In der Tat gibt es für viele Anhänger einer Religion kaum einen Grund, sich Vertretern anderer Religionen zuzuwenden. Der Grund: Er oder sie wird stets versuchen, seine/ihre Religion, im engeren Sinne seine Wahrheit, vor die Wahrheit des anderen zu stellen und seine Religion zu verteidigen. Oder wie es Martin Lings sinngemäß so ausgedrückt hat: „Die Religionen kann man mit einem Rad vergleichen. Auf ihrem äußeren Umfang gibt es keine direkte Verbindung zwischen ihnen. Aber auf dem Weg zum Mittelpunkt kommen sich die Menschen auf jedem ihren Radien immer näher“. Dieser Weg in die Mitte ist in jeder Religion die Mystik.

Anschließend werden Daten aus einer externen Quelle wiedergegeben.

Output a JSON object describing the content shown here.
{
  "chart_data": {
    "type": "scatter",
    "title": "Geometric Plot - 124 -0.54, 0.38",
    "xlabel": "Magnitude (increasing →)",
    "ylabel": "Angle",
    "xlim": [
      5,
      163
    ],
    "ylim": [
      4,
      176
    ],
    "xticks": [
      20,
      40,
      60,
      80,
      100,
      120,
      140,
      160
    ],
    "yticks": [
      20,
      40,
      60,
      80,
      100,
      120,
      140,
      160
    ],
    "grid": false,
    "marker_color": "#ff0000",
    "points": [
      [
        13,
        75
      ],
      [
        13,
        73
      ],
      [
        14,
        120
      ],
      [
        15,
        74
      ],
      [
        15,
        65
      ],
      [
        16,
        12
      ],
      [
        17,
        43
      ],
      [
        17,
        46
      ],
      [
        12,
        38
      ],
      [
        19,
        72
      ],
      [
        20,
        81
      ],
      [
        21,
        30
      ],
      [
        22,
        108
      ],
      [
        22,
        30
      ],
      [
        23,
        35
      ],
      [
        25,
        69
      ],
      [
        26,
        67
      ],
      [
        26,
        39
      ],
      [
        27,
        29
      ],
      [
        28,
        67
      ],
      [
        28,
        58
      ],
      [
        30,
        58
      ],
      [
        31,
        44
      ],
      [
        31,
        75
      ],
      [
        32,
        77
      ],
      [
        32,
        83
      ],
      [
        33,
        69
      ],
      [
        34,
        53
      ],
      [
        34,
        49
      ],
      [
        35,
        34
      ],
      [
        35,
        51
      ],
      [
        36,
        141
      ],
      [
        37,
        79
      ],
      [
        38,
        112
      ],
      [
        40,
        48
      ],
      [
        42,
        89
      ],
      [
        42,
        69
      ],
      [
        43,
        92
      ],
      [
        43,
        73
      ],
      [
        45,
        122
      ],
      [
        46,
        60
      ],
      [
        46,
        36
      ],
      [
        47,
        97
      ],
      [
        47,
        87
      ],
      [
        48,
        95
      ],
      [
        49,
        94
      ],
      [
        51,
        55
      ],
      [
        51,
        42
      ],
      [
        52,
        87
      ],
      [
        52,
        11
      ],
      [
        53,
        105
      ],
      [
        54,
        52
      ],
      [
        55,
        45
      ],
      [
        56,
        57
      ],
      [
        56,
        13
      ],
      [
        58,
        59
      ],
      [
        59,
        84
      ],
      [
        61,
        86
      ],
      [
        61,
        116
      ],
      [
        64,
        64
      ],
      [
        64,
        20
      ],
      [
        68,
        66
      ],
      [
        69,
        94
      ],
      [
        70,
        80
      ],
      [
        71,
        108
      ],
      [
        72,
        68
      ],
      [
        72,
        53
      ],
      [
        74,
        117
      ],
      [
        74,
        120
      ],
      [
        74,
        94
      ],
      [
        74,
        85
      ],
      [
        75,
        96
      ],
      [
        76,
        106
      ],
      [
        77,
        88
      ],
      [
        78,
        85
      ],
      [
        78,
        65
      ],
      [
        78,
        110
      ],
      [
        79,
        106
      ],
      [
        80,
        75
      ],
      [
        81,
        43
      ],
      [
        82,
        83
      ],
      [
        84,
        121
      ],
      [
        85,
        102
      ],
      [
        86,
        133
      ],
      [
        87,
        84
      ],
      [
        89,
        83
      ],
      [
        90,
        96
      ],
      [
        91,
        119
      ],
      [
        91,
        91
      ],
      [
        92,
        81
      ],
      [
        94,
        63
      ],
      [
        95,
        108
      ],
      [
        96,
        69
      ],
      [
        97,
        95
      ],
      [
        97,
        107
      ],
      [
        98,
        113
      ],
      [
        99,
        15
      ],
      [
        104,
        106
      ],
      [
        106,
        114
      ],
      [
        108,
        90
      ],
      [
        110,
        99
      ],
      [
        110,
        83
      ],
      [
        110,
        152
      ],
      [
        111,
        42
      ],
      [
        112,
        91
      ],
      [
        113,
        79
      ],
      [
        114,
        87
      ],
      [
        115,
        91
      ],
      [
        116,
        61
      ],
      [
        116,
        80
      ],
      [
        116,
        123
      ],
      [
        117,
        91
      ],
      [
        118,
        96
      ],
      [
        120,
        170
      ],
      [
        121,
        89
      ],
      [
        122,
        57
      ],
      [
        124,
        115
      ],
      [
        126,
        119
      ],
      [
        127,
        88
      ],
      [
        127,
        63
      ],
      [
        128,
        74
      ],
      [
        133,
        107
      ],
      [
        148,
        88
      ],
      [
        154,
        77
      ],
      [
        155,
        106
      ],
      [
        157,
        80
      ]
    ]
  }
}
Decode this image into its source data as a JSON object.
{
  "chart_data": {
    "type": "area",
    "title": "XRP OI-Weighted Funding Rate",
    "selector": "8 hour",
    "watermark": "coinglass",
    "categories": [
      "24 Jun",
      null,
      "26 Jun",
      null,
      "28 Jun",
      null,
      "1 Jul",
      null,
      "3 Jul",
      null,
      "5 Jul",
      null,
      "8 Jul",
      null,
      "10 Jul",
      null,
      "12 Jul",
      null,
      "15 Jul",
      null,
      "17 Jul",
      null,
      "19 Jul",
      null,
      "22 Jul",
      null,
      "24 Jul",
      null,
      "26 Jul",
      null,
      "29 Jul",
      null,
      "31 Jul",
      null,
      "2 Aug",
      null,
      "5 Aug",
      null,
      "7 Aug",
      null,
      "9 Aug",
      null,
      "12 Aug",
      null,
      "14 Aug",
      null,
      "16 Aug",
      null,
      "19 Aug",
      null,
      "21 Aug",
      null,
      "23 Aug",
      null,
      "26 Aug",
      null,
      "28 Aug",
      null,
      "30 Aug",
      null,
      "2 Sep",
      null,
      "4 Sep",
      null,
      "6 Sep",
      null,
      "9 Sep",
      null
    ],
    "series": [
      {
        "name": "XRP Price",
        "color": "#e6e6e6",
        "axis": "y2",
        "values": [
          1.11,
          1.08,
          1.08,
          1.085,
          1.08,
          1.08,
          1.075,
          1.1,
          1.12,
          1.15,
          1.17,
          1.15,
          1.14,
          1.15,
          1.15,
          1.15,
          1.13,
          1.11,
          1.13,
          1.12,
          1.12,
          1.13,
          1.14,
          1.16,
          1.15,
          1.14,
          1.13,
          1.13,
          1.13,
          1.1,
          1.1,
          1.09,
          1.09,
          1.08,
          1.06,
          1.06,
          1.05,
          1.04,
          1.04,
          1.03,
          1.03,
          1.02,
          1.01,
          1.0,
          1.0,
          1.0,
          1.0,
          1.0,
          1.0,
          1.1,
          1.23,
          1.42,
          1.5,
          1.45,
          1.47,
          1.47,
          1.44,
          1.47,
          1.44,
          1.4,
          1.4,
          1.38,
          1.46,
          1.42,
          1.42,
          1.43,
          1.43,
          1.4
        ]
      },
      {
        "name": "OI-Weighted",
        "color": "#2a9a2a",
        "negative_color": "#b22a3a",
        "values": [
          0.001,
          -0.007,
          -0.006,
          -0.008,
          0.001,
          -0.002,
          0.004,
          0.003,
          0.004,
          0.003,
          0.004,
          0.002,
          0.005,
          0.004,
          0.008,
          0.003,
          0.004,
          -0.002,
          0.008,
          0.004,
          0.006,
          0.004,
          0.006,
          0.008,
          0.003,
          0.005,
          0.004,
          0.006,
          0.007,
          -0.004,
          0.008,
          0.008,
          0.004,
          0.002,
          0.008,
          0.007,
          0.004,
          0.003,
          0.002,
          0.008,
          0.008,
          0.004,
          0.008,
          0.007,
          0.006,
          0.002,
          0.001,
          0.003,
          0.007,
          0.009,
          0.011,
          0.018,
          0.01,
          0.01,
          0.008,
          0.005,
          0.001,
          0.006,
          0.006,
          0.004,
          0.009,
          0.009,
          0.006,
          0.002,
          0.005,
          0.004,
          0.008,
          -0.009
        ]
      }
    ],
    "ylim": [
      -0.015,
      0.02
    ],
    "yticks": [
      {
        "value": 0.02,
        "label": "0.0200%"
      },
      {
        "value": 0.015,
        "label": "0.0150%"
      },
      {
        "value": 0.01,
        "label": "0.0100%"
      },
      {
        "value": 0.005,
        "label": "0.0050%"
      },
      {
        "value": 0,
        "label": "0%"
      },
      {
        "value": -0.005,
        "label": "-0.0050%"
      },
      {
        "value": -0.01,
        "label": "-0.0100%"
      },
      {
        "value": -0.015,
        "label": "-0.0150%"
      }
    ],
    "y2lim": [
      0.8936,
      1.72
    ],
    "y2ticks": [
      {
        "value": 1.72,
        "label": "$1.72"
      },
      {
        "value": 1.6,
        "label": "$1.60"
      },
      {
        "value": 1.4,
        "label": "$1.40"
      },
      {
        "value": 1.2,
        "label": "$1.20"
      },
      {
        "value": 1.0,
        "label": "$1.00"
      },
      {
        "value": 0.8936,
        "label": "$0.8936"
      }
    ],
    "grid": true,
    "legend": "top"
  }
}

Hier möchte ich als Muslim zwei Begriffe aus dem Kreis der alten indischen Erkenntnislehre erwähnen: Bhakti und jnani.

Ein Jnani ist ein Suchender, der auf dem Weg des geistigen Zweifels und der rationalen Erkenntnis zu Gotteserfahrungen kommt. Ein Bhakti hat als Quelle seiner Erkenntnis das Licht erkannt, das seinen Wohnsitz in seinem Herzen hat.

Hier kommen uns hier aus der religiösen Geschichte unseres Kulturkreises mehrere Repräsentanten entgegengetreten. Als Vertreter des „Jnana“-Weges im Islams – wenn man so sagen darf - muss hier Abu Hamid al-Ghazzali genannt werden, der mit seinem überragenden Verstand jedes theologische Eisen seiner Zeit anpackte und es verstand, eine Brücke zwischen Gelehrtentum und Mystik zu bauen, die im Islam bis zum Auftauchen der Moderne gangbar war und bis dahin im Mittelpunkt der akademischen Debatte stand.

Als Vertreter des Bhakti-Weges stehen dem ganz klar Persönlichkeiten wie Ibn Arabi, Dschelal ad-Din Rumi und Abu Hasan ash-Shadhuliyy gegenüber. Die Lehre dieser Schechs lebt bis heute in einer Vielzahl von islamischen Ordensgemeinschaften auf dem gesamten Erdball fort. Die Lehre Ibn Arabis von der Einheit des Seins Wahdat al-Wudjud ist ein einziger – hier islamischer – Ashtavatra-Gita-Dialog.

Auf christlicher Seite kann ich in unserem Zusammenhang von jnani und bhakti unwillkürlich an Vertreter wie Meister Eckhardt auf der einen und Heinrich Seuse, Theresa von Avila und Johannes vom Kreuz auf der anderen denken.

Ziel aller Bestrebungen ist es, das Licht des Geistes in die Herzen einziehen zu lassen und mit dem Auge der Gewissheit zu betrachten. Moksha – Befreiung. Der Begriff „Intellekt“ wurde in diesem Zusammenhang in der klassischen Zeit unserer Religionen als die Fähigkeit des Menschen verstanden, hinter die Kulissen dieser Welt / Dunya / Maya / Höhle zu schauen und die wahren Urbilder im Himmel selbst zu betrachten, deren schwaches Abbild diese Welt ist.